This week there has been an overwhelming feeling that summer is coming to an end. Not just the pile of new coats, shoes and lunchboxes awaiting name labels but also longer shadows and perceptively shorter days. The pungent whiff of autumn; the sweet rot of the leaves and first puffs of woodsmoke still absent, but near.
This impending gloom makes a trip across the lane to our village orchard irresistible. The orchard offers numerous ancient fruit trees; quince, apple, plum, medlar and mulberry. Last year we tasted quince for the first time, but managed to miss the mulberries, so I was determined to look out for them this year.

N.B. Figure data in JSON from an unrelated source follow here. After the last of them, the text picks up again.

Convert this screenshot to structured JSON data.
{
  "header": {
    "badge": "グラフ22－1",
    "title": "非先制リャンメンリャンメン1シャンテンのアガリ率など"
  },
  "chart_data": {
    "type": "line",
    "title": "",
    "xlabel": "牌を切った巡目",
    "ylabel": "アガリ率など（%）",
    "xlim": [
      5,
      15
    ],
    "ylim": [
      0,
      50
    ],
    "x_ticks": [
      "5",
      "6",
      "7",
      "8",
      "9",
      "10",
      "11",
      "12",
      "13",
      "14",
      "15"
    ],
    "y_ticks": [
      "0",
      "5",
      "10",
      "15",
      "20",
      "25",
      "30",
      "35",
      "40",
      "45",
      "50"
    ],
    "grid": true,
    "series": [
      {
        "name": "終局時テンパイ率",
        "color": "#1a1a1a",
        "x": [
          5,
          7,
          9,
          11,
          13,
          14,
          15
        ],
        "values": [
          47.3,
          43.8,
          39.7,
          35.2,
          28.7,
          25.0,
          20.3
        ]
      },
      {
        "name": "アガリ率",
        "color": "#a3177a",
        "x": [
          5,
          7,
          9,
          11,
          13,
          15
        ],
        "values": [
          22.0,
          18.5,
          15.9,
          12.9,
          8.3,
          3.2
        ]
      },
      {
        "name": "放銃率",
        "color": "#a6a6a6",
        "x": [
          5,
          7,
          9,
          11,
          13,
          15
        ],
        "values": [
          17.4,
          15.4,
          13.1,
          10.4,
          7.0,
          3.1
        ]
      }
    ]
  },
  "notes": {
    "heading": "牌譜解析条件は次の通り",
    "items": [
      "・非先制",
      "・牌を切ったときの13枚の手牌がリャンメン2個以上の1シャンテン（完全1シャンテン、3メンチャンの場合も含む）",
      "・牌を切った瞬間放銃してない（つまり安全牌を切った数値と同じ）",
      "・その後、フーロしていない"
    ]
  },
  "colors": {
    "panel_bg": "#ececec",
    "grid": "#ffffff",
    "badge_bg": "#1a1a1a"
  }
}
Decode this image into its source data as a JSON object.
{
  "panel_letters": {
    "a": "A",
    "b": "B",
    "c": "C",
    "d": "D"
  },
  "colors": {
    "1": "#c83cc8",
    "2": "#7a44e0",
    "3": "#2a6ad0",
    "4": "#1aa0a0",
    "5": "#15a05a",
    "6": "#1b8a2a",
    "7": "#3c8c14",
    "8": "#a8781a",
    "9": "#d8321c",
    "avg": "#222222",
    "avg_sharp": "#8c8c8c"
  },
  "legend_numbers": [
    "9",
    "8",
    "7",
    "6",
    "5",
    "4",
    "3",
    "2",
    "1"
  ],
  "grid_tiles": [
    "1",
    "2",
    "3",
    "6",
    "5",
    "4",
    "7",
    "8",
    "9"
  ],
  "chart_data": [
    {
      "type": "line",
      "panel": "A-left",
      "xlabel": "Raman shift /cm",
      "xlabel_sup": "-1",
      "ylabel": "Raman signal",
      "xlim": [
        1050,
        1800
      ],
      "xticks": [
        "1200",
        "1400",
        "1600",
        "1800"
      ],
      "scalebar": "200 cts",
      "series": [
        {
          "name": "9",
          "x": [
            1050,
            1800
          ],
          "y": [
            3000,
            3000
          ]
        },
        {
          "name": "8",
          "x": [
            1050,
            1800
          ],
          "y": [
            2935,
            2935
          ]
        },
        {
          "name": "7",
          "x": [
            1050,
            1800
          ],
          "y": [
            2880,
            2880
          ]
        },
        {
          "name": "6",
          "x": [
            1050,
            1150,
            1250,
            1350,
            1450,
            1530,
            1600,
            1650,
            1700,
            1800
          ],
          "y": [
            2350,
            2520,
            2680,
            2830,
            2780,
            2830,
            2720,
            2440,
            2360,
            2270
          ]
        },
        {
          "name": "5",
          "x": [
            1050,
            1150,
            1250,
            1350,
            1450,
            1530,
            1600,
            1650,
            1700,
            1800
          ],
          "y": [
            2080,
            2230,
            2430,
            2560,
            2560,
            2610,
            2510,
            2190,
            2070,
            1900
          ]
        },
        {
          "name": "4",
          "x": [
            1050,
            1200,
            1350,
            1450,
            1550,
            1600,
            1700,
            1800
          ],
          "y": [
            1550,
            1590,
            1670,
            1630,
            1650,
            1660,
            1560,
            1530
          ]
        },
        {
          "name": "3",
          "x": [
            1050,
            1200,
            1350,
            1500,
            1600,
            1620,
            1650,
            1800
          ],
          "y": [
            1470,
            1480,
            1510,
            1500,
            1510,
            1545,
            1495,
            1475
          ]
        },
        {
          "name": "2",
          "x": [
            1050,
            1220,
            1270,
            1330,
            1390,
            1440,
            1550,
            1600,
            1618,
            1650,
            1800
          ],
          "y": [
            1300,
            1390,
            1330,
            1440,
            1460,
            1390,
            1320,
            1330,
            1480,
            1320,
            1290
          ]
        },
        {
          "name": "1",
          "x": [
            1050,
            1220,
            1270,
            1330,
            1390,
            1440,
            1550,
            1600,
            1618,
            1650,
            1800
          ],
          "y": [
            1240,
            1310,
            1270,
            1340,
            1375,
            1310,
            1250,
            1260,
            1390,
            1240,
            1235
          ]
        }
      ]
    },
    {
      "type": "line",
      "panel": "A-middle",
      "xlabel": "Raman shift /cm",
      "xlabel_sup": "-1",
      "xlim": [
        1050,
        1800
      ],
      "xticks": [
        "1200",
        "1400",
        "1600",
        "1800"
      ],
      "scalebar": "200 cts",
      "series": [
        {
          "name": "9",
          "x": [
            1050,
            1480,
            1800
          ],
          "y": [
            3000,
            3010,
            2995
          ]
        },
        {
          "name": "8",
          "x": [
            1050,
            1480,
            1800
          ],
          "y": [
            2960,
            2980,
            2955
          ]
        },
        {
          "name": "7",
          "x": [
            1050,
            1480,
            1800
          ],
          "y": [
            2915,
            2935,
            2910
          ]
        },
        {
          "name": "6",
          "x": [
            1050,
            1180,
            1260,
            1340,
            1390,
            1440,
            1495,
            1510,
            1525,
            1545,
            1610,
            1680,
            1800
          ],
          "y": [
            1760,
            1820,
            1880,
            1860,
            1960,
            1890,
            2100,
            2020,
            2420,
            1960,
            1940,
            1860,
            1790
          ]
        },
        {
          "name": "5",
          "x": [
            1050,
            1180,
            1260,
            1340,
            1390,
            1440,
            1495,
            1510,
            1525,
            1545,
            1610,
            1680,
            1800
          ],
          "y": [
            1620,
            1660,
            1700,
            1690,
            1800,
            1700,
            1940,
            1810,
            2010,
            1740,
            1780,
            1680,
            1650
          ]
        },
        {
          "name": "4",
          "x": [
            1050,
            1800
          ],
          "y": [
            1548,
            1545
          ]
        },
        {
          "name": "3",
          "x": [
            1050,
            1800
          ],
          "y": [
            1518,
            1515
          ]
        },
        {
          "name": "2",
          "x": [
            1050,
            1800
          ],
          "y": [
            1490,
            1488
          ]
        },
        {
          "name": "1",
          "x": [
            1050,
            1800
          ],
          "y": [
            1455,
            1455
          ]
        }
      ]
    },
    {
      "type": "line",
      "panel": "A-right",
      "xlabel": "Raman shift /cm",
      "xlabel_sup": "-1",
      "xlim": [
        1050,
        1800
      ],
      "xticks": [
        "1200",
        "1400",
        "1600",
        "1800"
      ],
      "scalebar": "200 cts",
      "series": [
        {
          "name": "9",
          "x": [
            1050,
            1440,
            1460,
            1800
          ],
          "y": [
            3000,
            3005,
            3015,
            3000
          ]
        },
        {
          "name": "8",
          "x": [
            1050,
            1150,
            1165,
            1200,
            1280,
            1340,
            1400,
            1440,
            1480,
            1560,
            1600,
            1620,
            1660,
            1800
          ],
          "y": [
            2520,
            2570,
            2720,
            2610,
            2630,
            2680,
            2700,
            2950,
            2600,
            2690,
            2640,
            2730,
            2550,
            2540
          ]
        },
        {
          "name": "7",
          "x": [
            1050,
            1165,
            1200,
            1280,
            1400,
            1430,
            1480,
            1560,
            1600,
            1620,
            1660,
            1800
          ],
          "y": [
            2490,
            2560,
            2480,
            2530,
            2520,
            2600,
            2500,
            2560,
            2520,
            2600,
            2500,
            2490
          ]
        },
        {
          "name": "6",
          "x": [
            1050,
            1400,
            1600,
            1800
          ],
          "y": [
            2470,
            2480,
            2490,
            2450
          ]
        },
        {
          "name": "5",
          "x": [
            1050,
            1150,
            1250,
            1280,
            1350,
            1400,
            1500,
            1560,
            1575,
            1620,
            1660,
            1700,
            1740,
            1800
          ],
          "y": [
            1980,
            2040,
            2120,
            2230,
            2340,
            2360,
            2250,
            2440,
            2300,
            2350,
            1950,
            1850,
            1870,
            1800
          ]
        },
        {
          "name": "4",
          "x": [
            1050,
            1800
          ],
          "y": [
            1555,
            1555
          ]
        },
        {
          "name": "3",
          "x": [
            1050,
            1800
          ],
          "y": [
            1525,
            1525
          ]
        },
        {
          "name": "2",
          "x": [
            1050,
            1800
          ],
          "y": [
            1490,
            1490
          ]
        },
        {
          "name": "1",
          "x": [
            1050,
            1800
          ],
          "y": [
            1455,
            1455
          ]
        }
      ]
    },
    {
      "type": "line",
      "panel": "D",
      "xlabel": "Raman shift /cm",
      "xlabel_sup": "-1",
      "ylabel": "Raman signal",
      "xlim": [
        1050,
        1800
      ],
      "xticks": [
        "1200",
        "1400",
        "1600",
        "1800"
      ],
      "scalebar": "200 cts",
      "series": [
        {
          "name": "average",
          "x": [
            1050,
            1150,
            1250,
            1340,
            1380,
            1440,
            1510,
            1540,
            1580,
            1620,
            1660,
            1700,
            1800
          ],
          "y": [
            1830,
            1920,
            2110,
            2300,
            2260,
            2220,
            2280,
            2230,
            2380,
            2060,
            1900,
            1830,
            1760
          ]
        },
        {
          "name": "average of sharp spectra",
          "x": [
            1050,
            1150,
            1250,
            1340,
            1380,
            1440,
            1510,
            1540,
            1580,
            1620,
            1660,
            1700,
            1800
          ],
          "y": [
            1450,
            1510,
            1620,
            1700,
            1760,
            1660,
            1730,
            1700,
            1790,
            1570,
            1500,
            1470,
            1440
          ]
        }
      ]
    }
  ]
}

The sharp, winey flavour of the fruit was a surprise, quite unlike anything else I can think of but closest to blackberries. A mulberry yields it's juice so lavishly it's unsuitable to be sold in shops. It's bloody, violent seep is remarkable, irrevocably staining your nail beds just as Pyramus' blood stained the white mulberries in Ovid's tale of forbidden love. It's worth seeking out, as Jane Grigson advises the likeliest spot for these grand trees are castle, manors and old vicarages.
I am sure mulberries would jam beautifully, but I only gathered a few hundred grams so I am going to pair them with some of the little sharp orchard apples in a crisp strudel and serve it warm with very cold, dollopy thick cream.